Cumhurbaşkanlığı Sözcüsü İbrahim Kalın, "Mısır'da 106 kişiye verilen idam cezası adaletin infazından başka bir şey değildir. Darbe rejiminden sonra ortaya çıkan insan hakları ihlallerinin geldiği yeni noktayı göstermesi açısından da ibret verici bir tablodur" dedi.

Cumhurbaşkanlığı Sözcüsü Kalın, gündemdeki konuları değerlendirmek üzere Cumhurbaşkanlığı Sarayı'nda basın toplantısı düzenledi. Toplantıda geçtiğimiz 10 gün içerisinde hız kazanan Kıbrıs Müzakereleriyle ilgili değerlendirme yaparak başlayan Kalın, garantör ülke olarak Kıbrıs Türk halkının yanında 2015 yılının bir çözüm yılı olması için gerekli adımları atmaya devam ettiklerini belirtti. Kalın, "Bizim için 2015 yılının bir çözüm, barış, uzlaşı yılı olması büyük önem arz ediyor. Zira Kıbrıs'ta müzakereler ucu açık bir şekilde devam edemez. Müzakerelerde sadece Türk tarafının değil Rum tarafının da samimi bir gayret içinde olması gerekir. Şuana kadar görüşmelerde ortaya çıkan olumlu iklimi destekliyoruz" dedi.

MURSİ'NİN İDAMA MAHKUM EDİLMESİ
Mısır'da devrik cumhurbaşkanı Muhammed Mursi başta olmak üzere verilen idam kararlarına ilişkin açıklama yapan Kalın, "Mısır'da 106 kişiye verilen idam cezası adaletin infazından başka bir şey değildir. Darbe rejiminden sonra ortaya çıkan insan hakları ihlallerinin geldiği yeni noktayı göstermesi açısından da ibret verici bir tablodur" dedi.
"Dün darbeye karşı çıkmayanlar bugün bu idam cezaları konusunda sessizdir" diye konuşan Kalın, şöyle devam etti:
"Bu kararlar sadece adaletin infazı değildir, aynı zamanda bunlara karşı sessiz kalmak, sesini yükseltmemek ya da çok cılız cevaplar vermek de aslında aklın ve vicdanın sükutundan başka bir şey değildir.
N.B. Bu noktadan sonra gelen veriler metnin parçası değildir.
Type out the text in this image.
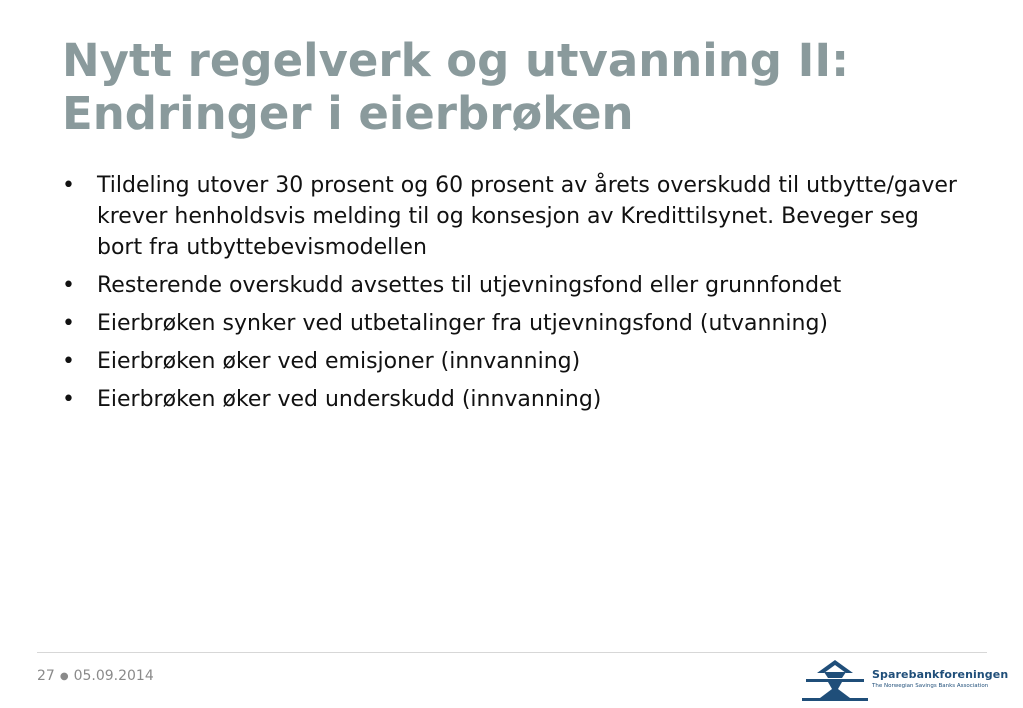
Nytt regelverk og utvanning II:
Endringer i eierbrøken
•	Tildeling utover 30 prosent og 60 prosent av årets overskudd til utbytte/gaver krever henholdsvis melding til og konsesjon av Kredittilsynet. Beveger seg bort fra utbyttebevismodellen
•	Resterende overskudd avsettes til utjevningsfond eller grunnfondet
•	Eierbrøken synker ved utbetalinger fra utjevningsfond (utvanning)
•	Eierbrøken øker ved emisjoner (innvanning)
•	Eierbrøken øker ved underskudd (innvanning)
27 ● 05.09.2014	Sparebankforeningen
The Norwegian Savings Banks Association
Bugün Mısır'daki darbeye ve idam kararlarına sessiz kalanlar yarın muhtemelen işlerine geldiği yerlerde başka darbelere de sessiz kalacaklar, başka idam cezalarına da sessiz kalacaklardır. Bu tablo karşısında birilerinin hala çıkıp demokrasi, insan hakları, çoğulculuk, demokratik katılım, temsil gibi kavramlardan bahsetmesi artık anlamsız, beyhude bir söylem haline gelmiştir. Tabi bu noktada geçmişte darbecilere destek verenlerin akıbeti de bellidir. Türkiye bu konuda son derece net bir tavır almıştır. Bu tavrımızı farklı platformlarda ifade etmeye, dünya kamuoyunu bu noktada sesini yükseltmeye davet ediyoruz. Bu yöndeki çabalarımız devam edecek. Özellikle kararla ilgili de çok ilginç, nasıl bir hukuk katliamının yapıldığını göstermesi açısından bazı verilerin de akılda tutulması gerekiyor. Hakkında idam cezası verilen 106 kişinin birkaçının zaten ölmüş olduğu, birkaçının olaylar sırasında zaten hapishanede olduğu hatta İsrail hapishanelerinde olduğu gibi gerçekler asla küçümsenmemeli, bu yaşanan fecaatin boyutlarını göstermesi açısından üzerinde durmamız gereken bir konudur. Özellikle Batı demokrasilerinin Mısır darbesi ve idam cezaları konusunda dünden beri takip ettiğimiz son derece cılız, adeta öznesi olmayan açıklamaları da esefle karşıladığımızı ifade etmek isteriz. Dünyanın her yerinde, her konuda demokrasi havariliği yapan ülkelerin Mısır'daki bu hukuk katliamı karşısında sessiz kalması kabul edilebilir bir durum elbette değildir. Zira buradaki darbeye ve darbe sonrası yaşanan hukuksuzluklara sessiz kalmak demek, bundan sonra da dünyanın hiçbir yerinde demokratik seçimle işbaşına gelen yönetimlerin hiçbir garantisinin olmadığı, o yönetimlere oy veren seçmenlerin oylarının hiçbir anlamının, değerinin olmadığı manasına gelir ki böyle bir dünyada sizin ilkeli, gerçekçi bir politika izlemeniz de asla mümkün değildir. Sayın Cumhurbaşkanımızın da ifade ettiği gibi o idam cezaları aslında sandığa giden Mısır halkına verilen idam cezasıdır. Biz buradan tekrar öncelikle Mısır yönetimine, bu cezaları derhal bozması çağrısında bulunuyoruz. Uluslararası kurum ve kuruluşlara bu yönde seslerini daha gür bir şekilde çıkartarak Mısır'daki darbe yönetimi üzerine baskı kurmalarını ve bu cezaların kaldırılmasını, bozulmasını talep ediyoruz."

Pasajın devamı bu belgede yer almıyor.